Over the weekend, I asked you what it would take for you to switch to Windows Phone 8, when it eventually arrives later this year. As I expected, while there were some hardware requirements scattered about, the majority of people wanted applications. I got the same verdict when I posed the same question on Twitter. So, I think I can safely say that as it stands right now, Windows Phone is lacking in the apps department, at least compared to the major players like Apple or Google.
I completely agree with all of you.
The argument for people currently using Windows Phone right now, from those who want to put up an argument, anyway, is that there are decent applications that fill the gap of those "other" apps. Unfortunately, that's not really the case. Or, the point. Sure, it's great that on the Windows Phone platform you're supporting a plethora of smaller, sometimes even one-person development teams, but it's pretty clear that most folks want the real deal.
Case in point, at least in my recent run-through with Windows Phone not too long ago, is an application replacement for Simplenote. I use Simplenote every day, so I need an application that can function the way I need it to, as well as want to. Right now, there's just no better Simplenote app than the one you can download from the App Store, on iOS. Why? Because it's made by Simplenote.
The Windows Phone alternatives are good, in that they exist and they work, but I had to remove them from my phone after a short period of time.
And Microsoft's mobile platform is missing other applications completely. Bigger ones, even. Like Pandora, or Pocket (formerly Read It Later), and other Browser options like Google's Chrome. These applications are important to people, and while I can make a case for Internet Explorer on Windows Phone, I can understand why people want Chrome on there.

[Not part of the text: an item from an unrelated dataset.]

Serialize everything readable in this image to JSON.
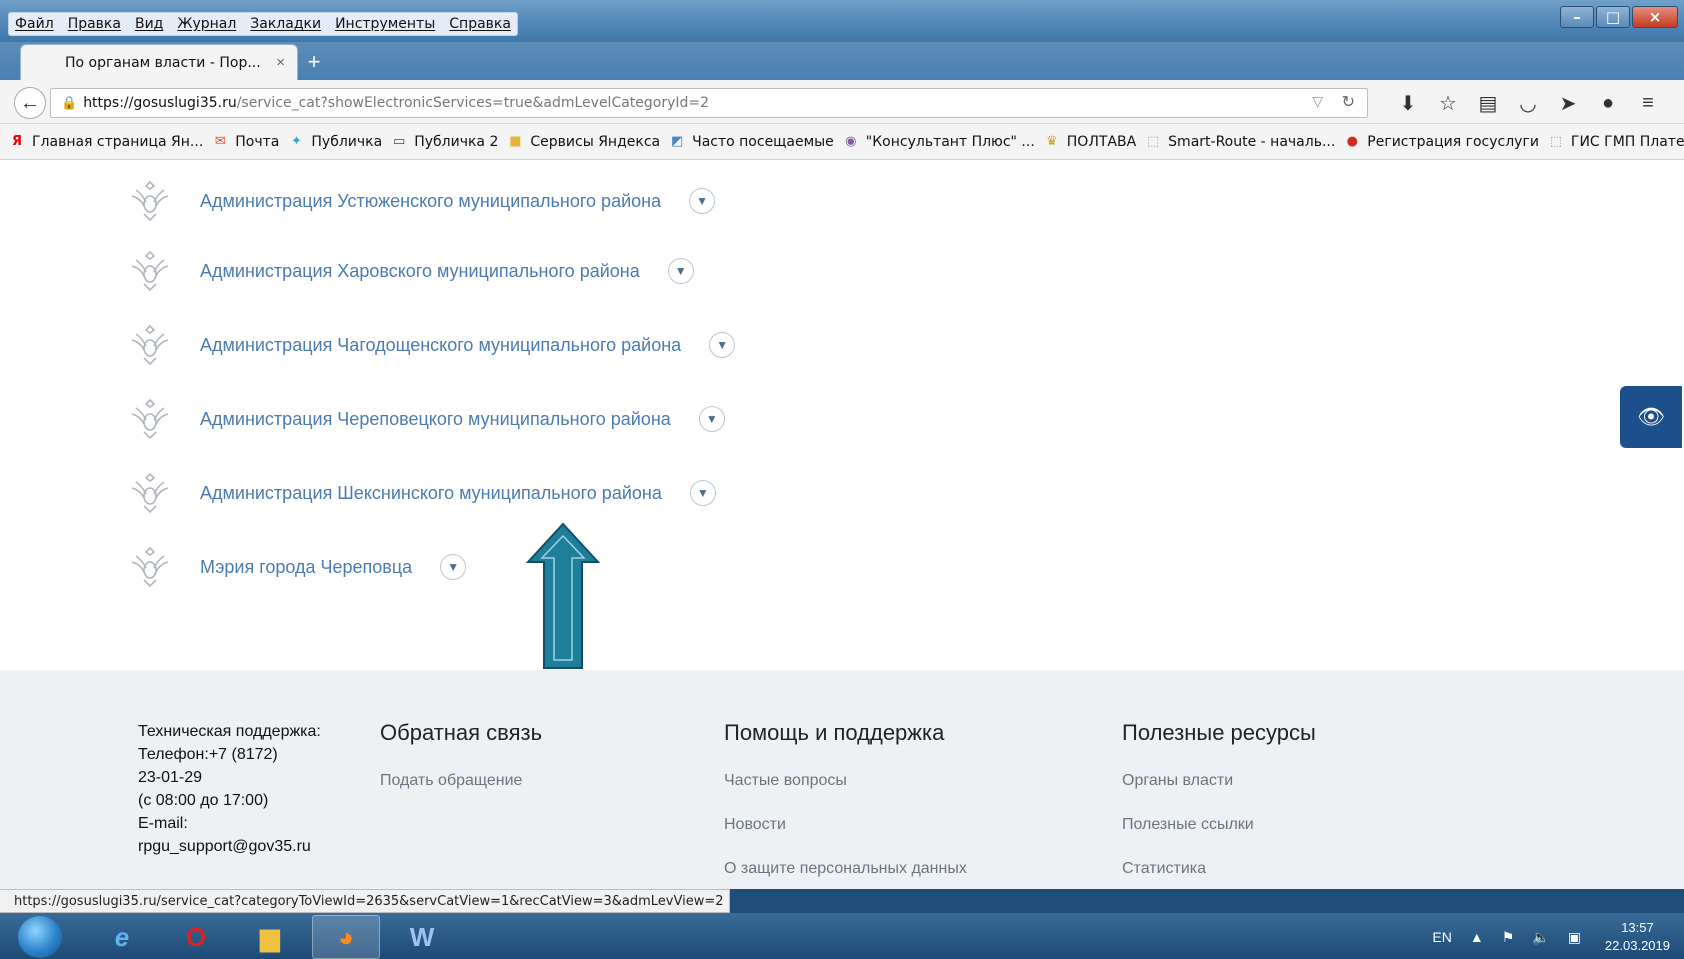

While Microsoft has yet to really unveil any new special features for Windows Phone 8 that directly relate to the customer, I think that's just half the battle. The other half is getting application developers to start creating applications for Windows Phone. And we're talking about the major publishers, not only the incredibly intelligent folks out there making "replacement" apps in the meantime.
So I want to hear from you, Dear Reader. Whether you're on Windows Phone already and are just desperately waiting for an app to release for the platform, or you're someone who's unwilling to switch to the mobile OS simply because there are missing apps, I want to hear which apps you absolutely need on Windows Phone to complete the experience for you.